Let's consider the following differential equation $$ \frac{dA}{dt} + A \cdot X = 0, $$ where $A(t)$ and $X(t)$ are $N \times N$ matrices.
I'm looking for a $A \rightarrow B$ substitution which transforms this equation to the form $$ \frac{dB}{dt} + X \cdot B = 0. $$
One's first intuition is to use $A = B^{-1}$, then we have $$ -B^{-1} \cdot \frac{dB}{dt} \cdot B^{-1} + B^{-1} \cdot X = 0. $$ Multiplying the last equality by $B$ from both sides we obtain $$ \frac{dB}{dt} - X \cdot B = 0. $$ But in the final expression the sign at $X \cdot B$ is changed.
Can one propose an appropriate transformation or show that it doesn't exist?

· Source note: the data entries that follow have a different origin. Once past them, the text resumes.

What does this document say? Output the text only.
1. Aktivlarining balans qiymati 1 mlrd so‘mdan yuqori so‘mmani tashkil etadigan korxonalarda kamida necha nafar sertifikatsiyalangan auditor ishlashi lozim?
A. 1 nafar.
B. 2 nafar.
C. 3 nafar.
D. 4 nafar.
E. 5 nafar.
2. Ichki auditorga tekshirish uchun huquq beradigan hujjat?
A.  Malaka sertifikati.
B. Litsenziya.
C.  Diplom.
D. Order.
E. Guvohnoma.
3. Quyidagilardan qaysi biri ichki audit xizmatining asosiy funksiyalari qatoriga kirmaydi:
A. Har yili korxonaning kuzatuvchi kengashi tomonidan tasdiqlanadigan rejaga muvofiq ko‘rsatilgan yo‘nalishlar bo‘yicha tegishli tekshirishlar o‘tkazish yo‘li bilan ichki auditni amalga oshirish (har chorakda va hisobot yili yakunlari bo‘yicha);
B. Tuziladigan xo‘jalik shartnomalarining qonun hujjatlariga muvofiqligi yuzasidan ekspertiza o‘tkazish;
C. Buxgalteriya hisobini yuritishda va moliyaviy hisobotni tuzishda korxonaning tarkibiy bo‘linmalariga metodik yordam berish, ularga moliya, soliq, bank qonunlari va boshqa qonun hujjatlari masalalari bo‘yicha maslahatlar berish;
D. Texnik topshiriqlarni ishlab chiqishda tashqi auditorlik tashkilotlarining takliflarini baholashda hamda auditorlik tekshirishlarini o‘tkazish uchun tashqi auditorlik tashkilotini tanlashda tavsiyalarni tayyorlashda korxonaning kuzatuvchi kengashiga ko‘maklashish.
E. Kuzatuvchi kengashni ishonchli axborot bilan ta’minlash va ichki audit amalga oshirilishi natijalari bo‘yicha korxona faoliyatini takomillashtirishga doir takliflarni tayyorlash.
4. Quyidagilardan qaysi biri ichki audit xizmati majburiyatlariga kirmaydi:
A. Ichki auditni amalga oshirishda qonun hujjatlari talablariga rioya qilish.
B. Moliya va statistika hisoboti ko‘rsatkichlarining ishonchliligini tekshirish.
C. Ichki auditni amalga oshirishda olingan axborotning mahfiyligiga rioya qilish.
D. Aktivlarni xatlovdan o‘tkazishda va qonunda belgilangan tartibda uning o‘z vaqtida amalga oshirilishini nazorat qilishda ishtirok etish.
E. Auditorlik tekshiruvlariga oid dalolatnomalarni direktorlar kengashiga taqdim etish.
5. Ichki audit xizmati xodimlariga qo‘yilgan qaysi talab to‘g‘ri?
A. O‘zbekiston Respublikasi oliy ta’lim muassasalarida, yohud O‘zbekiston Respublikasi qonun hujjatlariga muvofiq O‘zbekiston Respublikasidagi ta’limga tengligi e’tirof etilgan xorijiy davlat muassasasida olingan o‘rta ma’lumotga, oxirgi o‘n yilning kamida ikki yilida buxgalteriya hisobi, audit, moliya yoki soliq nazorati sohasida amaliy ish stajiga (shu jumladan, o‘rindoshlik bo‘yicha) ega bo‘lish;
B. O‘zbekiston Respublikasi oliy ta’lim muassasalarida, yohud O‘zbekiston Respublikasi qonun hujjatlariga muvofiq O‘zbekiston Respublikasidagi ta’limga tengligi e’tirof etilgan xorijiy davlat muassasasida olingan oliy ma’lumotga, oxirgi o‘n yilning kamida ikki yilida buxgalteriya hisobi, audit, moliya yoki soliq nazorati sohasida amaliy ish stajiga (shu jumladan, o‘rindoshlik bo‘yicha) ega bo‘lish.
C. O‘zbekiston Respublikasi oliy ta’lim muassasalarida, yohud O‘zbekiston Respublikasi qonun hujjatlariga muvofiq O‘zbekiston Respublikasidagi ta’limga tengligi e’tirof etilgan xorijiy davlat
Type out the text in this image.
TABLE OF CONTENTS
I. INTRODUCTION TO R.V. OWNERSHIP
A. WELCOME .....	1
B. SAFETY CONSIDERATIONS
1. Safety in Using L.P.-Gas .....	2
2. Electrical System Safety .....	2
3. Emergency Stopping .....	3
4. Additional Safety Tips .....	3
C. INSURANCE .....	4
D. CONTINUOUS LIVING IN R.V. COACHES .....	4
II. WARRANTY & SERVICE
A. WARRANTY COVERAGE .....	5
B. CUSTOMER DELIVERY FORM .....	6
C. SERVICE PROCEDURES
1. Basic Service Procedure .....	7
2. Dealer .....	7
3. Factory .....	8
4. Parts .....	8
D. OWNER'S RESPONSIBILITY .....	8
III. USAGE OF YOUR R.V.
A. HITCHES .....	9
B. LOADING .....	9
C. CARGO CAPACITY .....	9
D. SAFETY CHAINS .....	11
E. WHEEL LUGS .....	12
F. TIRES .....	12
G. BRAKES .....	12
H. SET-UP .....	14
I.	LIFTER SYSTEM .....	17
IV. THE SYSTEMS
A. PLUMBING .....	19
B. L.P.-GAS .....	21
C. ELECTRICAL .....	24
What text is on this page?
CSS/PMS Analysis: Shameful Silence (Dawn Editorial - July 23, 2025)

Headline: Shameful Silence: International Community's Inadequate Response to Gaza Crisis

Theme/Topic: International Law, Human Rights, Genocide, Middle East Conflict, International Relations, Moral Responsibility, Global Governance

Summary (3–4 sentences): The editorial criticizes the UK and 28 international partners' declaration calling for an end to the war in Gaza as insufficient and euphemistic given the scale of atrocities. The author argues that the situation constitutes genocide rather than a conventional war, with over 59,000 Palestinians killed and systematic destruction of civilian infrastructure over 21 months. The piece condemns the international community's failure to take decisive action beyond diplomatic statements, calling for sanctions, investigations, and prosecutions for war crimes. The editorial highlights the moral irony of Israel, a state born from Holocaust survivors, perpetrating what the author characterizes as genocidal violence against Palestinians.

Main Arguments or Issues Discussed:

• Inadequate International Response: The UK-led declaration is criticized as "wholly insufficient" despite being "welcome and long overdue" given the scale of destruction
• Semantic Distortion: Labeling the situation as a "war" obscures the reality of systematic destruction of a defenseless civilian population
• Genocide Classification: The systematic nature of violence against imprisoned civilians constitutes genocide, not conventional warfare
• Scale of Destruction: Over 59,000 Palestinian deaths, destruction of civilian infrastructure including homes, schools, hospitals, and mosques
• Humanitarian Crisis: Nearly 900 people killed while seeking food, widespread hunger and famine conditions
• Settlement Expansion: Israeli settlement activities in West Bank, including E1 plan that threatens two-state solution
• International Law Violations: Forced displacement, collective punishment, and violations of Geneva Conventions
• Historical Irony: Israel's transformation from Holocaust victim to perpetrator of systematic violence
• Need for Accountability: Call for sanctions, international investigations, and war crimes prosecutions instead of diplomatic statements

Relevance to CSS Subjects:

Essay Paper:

Consider the case $$X = \pmatrix{ 1/(t+1) & 1\cr 0 & 0\cr}$$ The solution of $\dfrac{dA}{dt} = X(t) A(t)$ with $A(0) = I$ is $$ A(t) = \pmatrix{(1+t)\ln(1+t) & 1+t\cr 1 & 0\cr}$$ The solution of $\dfrac{dB}{dt} = B(t) X(t)$ with $B(0)=I$ is $$ B(t) = \pmatrix{t + 1 & t^2/2 + t\cr 0 & 1\cr}$$
There is no nice transformation that takes $A(t)$ to $B(t)$ or vice versa. In particular, the entries of $B(t)$ are polynomials while those of $A(t)$ are not all analytic.
EDIT: Similarly, if you take $X_{12} = e^t$ instead of $1$, you get an example where all entries of $B(t)$ are elementary functions, but one of the entries of $A$ is not.